Friday, January 05, 2007

GRUPS like YOU.


CLS55 AIDesign
Originally uploaded by benbarren.
At the height of Dot Crash about 5 years ago, I spent a couple months down the coast 90 mins from Melbourne. It was summer, I spent my savings and (not returning) havent lived fulltime in Melbourne since : Although I did commute daily until a couple of those car crash things happened, thus followed by an enforced stint of entrepreneurship.

All this definitely gives you a different view of the world. Not that it turns you into that cheesy ellens-ex gf trying to do a Northen Exposure thing that is playing on summer TV here. Something about Trees is in the title. Sorta Celebrity Survivor in remote location, fictionalised. Much better to read Da Fits Reasons You Will Hate Me Friday Q+A which joshes the whole crossover grups thing just right - Not too much snicker, ryvitas, velcro or snark.

So GRUPS (grown up adults) is a waay funny segment of truth. All I need to do is walk around Elwood, Windsor and Brunswick to get my local vibe of this. Grups stories appreciated. Nothing wrong with 12 pairs of sneakers btw. (says one with very depleted out of date retro sneakers that I now run in rather than vibe with)

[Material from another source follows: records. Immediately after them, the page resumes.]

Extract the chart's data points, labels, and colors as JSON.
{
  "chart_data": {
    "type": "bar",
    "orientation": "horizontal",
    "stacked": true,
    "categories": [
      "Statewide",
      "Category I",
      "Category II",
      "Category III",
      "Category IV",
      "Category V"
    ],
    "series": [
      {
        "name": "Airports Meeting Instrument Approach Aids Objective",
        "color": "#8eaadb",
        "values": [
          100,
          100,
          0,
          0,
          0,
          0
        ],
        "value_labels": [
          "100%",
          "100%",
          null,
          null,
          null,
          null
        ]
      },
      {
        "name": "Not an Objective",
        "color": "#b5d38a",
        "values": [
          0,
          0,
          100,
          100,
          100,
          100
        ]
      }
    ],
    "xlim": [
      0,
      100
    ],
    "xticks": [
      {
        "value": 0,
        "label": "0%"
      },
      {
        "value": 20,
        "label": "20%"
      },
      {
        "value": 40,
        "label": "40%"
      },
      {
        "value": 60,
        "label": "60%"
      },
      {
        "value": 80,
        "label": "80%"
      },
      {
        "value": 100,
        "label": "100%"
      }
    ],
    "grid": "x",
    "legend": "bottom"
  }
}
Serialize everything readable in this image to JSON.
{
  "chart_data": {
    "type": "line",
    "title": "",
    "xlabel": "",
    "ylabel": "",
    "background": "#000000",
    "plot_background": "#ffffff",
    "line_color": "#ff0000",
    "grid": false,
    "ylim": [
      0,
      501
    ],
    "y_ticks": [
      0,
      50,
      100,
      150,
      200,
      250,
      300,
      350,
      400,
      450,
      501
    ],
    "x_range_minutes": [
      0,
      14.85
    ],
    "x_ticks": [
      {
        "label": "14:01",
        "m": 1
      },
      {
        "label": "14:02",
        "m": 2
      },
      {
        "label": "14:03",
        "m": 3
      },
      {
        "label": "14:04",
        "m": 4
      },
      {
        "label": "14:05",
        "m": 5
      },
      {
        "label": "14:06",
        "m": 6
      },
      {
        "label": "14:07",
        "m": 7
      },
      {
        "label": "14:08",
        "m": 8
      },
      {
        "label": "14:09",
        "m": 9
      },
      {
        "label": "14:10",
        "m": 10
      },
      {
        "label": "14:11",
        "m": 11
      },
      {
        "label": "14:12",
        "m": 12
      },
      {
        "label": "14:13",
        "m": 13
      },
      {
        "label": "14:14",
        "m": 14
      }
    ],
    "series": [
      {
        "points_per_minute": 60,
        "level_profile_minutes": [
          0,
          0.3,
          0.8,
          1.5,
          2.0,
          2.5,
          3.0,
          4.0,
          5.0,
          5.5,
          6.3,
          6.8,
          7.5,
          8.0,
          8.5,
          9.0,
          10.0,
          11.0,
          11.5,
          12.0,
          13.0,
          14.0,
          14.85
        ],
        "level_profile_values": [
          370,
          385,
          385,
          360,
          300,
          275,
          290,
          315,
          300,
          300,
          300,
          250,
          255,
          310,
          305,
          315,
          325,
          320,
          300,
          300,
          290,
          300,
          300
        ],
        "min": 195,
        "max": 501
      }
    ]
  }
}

NYT (btw why do mosquitoes like eating your toes and lower ankle when blogging outside on the balcony because it's bl**dy hot esp in front of 2 macs) : "Let’s start with a question. A few questions, actually: When did it become normal for your average 35-year-old New Yorker to (a) walk around with an iPod plugged into his ears at all times, listening to the latest from Bloc Party; (b) regularly buy his clothes at Urban Outfitters; (c) take her toddler to a Mommy’s Happy Hour at a Brooklyn bar; (d) stay out till 4 A.M. because he just can’t miss the latest New Pornographers show, because who knows when Neko Case will decide to stop touring with them, and everyone knows she’s the heart of the band; (e) spend $250 on a pair of jeans that are artfully shredded to look like they just fell through a wheat thresher and are designed, eventually, to artfully fall totally apart; (f) decide that Sufjan Stevens is the perfect music to play for her 2-year-old, because, let’s face it, 2-year-olds have lousy taste in music, and we will not listen to the Wiggles in this house; (g) wear sneakers as a fashion statement; (h) wear the same vintage New Balance sneakers that he wore on his first day of school in the seventh grade as a fashion statement; (i) wear said sneakers to the office; (j) quit the office job because—you know what?—screw the office and screw jockeying for that promotion to VP, because isn’t promotion just another word for “slavery”?; (k) and besides, now that she’s a freelancer, working on her own projects, on her own terms, it’s that much easier to kick off in the middle of the week for a quick snowboarding trip to Sugarbush, because she’s got to have some balance, right? And she can write it off, too, because who knows? She might bump into Spike Jonze on the slopes; (l) wear a Misfits T-shirt; (m) make his 2-year-old wear a Misfits T-shirt; (n) never shave; (o) take pride in never shaving; (p) take pride in never shaving while spending $200 on a bedhead haircut and $600 on a messenger bag, because, seriously, only his grandfather or some frat-boy Wall Street flunky still carries a briefcase; or (q) all of the above?"